La danse subaquatique commence par une sensation très simple : sous l’eau, le corps ne répond plus comme sur terre. Les appuis disparaissent, les gestes ralentissent, les rotations deviennent plus amples et chaque mouvement doit composer avec la poussée de l’eau. Une main ne traverse plus l’espace de la même façon, une jambe ne se déploie plus avec la même vitesse, un simple déplacement demande une vraie maîtrise.
C’est ce qui donne à cette pratique son caractère si particulier. Elle ne consiste pas à reproduire une chorégraphie classique dans une piscine. Elle oblige à inventer un autre langage corporel, plus lent, plus fluide, plus intérieur. Le danseur ne cherche pas seulement à bouger sous l’eau, il apprend à se laisser porter, à contrôler sa flottabilité et à utiliser l’élément aquatique comme un partenaire.


Le souffle au cœur de la discipline

La danse subaquatique repose souvent sur l’apnée. Le mouvement doit donc rester précis sans gaspiller d’énergie. Un geste trop brusque, une tension inutile ou une remontée mal anticipée peuvent casser toute la séquence. La difficulté n’est pas de rester longtemps sous l’eau à tout prix, mais de garder un corps détendu, expressif et lisible malgré le manque d’air.
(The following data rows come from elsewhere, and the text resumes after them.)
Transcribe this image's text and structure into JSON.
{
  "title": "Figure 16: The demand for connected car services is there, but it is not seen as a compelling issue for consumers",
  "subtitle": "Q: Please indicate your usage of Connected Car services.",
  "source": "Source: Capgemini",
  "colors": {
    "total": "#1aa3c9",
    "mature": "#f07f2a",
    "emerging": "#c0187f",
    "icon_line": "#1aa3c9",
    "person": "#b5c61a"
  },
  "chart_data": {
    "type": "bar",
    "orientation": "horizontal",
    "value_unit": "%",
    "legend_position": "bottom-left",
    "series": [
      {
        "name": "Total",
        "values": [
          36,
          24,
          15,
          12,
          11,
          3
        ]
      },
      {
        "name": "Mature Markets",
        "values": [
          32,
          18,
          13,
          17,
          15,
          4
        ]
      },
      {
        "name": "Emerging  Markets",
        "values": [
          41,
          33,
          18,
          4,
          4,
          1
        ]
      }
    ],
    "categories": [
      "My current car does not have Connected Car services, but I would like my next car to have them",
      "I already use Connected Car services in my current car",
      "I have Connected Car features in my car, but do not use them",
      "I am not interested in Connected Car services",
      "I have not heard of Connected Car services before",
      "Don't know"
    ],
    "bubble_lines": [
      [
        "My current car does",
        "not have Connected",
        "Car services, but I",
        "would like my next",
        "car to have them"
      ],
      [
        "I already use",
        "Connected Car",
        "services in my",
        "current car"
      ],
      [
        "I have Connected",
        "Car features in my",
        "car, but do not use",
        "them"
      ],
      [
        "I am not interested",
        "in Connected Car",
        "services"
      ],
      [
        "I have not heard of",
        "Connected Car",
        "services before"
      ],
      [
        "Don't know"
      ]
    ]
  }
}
Cette discipline demande donc une vraie préparation. Les pratiquants travaillent la respiration, le relâchement, la sécurité et la capacité à évoluer sous l’eau sans crispation. L’objectif n’est pas la performance sportive pure, mais la maîtrise d’un mouvement qui paraît naturel alors qu’il exige beaucoup de contrôle.
Dans une piscine, une fosse ou parfois en milieu naturel, les enchaînements se construisent par petites séquences. On descend, on réalise quelques gestes, on remonte, puis on recommence. Derrière la douceur apparente, il y a une rigueur très concrète : écouter son corps, connaître ses limites et ne jamais pratiquer sans encadrement adapté.

Julie Gautier, une figure qui a révélé la discipline

La danse subaquatique doit beaucoup à Julie Gautier, danseuse, apnéiste et réalisatrice française. Son travail a largement contribué à faire connaître cette forme d’expression, en montrant que l’apnée pouvait être autre chose qu’une recherche de profondeur ou de record.
Dans ses créations, notamment AMA, Julie Gautier donne à voir une danse silencieuse, presque suspendue, où chaque geste semble naître de l’eau elle-même. La performance physique est bien réelle, mais elle s’efface derrière l’émotion. C’est précisément ce qui a marqué le public : le corps ne lutte pas contre l’élément, il semble dialoguer avec lui. Son approche a ouvert une voie à de nombreux danseurs, apnéistes et artistes attirés par cette relation unique entre mouvement, souffle et immersion. La danse subaquatique y apparaît comme une discipline à la fois exigeante et accessible dans son intention : retrouver une manière plus lente, plus consciente et plus sensorielle d’habiter son corps.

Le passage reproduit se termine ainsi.